对面悬崖之上的朱庆春把这一切全看在眼里,看到大哥危险,高声喊道:“大哥,宰了那糊涂县令!”

张县令一边躲藏,一边声嘶力竭地喊道:“把那个逆党一块逮了,不要放走一个!”

邱仲孚回望山顶之上,看到了毫无防备的朱庆春,便从怀中取出一枚飞镖发力射去。却只听得一声脆响,飞镖竟被丛林中飞出的器物打飞。

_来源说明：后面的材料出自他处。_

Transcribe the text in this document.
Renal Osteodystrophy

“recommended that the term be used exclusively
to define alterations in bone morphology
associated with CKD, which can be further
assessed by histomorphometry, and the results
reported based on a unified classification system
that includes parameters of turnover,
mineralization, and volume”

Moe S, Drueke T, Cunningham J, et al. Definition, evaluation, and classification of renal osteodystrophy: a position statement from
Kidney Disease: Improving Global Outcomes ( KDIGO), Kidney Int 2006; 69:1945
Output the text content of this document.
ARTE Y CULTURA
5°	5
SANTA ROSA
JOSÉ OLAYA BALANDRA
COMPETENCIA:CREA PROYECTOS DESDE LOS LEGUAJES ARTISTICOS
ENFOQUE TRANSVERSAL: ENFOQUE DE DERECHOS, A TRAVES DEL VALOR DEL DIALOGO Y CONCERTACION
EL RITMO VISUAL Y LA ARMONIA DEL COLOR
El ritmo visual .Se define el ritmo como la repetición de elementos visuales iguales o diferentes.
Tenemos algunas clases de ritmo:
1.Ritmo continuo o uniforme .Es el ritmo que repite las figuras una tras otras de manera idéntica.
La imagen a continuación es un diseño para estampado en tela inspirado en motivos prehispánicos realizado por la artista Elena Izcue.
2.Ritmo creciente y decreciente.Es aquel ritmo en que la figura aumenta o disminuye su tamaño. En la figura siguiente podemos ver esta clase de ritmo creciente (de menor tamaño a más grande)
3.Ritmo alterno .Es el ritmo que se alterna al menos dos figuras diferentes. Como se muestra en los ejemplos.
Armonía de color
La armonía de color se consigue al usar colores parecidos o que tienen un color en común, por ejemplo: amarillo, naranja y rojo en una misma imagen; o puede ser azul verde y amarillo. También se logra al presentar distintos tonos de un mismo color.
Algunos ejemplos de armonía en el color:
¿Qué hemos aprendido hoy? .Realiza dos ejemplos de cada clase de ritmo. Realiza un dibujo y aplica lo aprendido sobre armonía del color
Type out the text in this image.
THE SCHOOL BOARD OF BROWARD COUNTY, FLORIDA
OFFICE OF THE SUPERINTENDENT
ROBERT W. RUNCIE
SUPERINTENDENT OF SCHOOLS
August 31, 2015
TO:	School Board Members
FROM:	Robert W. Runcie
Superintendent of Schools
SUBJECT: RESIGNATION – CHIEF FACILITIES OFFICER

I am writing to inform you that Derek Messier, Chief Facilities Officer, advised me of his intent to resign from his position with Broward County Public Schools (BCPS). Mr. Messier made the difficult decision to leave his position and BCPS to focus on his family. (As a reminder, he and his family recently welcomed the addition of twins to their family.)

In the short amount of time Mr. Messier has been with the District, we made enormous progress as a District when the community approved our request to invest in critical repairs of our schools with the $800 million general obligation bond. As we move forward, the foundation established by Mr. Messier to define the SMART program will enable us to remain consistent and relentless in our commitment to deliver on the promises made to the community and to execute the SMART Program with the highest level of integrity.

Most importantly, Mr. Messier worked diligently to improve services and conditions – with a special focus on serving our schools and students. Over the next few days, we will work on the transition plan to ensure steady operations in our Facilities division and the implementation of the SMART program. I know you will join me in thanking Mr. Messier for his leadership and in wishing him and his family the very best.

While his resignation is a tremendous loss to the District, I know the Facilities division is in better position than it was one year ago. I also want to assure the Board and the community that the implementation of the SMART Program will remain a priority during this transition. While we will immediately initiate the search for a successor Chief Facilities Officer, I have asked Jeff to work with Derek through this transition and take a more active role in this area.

再看徐少杰,被武、曹两名侍卫跟十几名捕快围在垓心,虽左突右挡,却无法脱身。凭徐少杰的刀术,也能杀开一条血路,可此时的他毫无杀戮之心,又加上树木茂密,腾挪不开,刀法受限,渐渐招架乏力,疲于应付。混战中,武艺闪到一边,瞅准徐少杰应对眼前两个捕快之际,一记扎刀,直向徐少杰后背刺来。说时迟那时快,一粒石子直奔武艺手腕而来,只听啊呀一声,武艺手中钢刀跌落在地。嗖嗖又是两粒石弹,一粒打在一名捕快的额头,一粒射中一名捕快的眼窝,两个人都嚎叫着退了下去。

这时密林中闪出一黑衣人,飞步来到徐少杰面前,喊了声:“快跟我走!”拉起他的胳臂,就钻进山冈南面的密林里。

突变就在转瞬之间,邱仲孚咬牙切齿道:“哪儿钻出来的混账东西,坏我好事!”发疯似的甩出几枚飞镖,却已无济于事。再看山崖上的朱庆春也早已不见了踪影。

好一会儿,张子虚才从灌木丛中爬出来,向着一个个惊恐万状的捕快喊道:“追!给我追!”

听到黑衣人的那声呼喊,徐少杰知是段明珠暗中帮了自己。昨天晚上在悬泉寺,暗中帮助朱庆春的也肯定是她!

原来,段明珠知徐少杰欲闯悬泉私,十分放心不下。庙会那天,她略作妆扮,也来了悬泉寺。烧香、拜佛、赶庙会,她有意避开徐少杰等人,却把他们的行踪摸得一清二楚。徐少杰布控、偷袭邱仲孚时,段明珠就隐藏在小竹林里。院子里打得难解难分,猫在北墙外古柏上地段明珠也捏了一把汗。朱庆春差点失手,正是她施展神射之功,才帮他化险为夷。徐少杰等人奔香炉山而来,她又借助密林的掩护,紧随其后,以便暗中相助。

紧随其后,在密林中翻过了几座山梁,徐少杰停住了脚步,担心地说:“明珠姑娘,朱庆春还没有跑出来呢!”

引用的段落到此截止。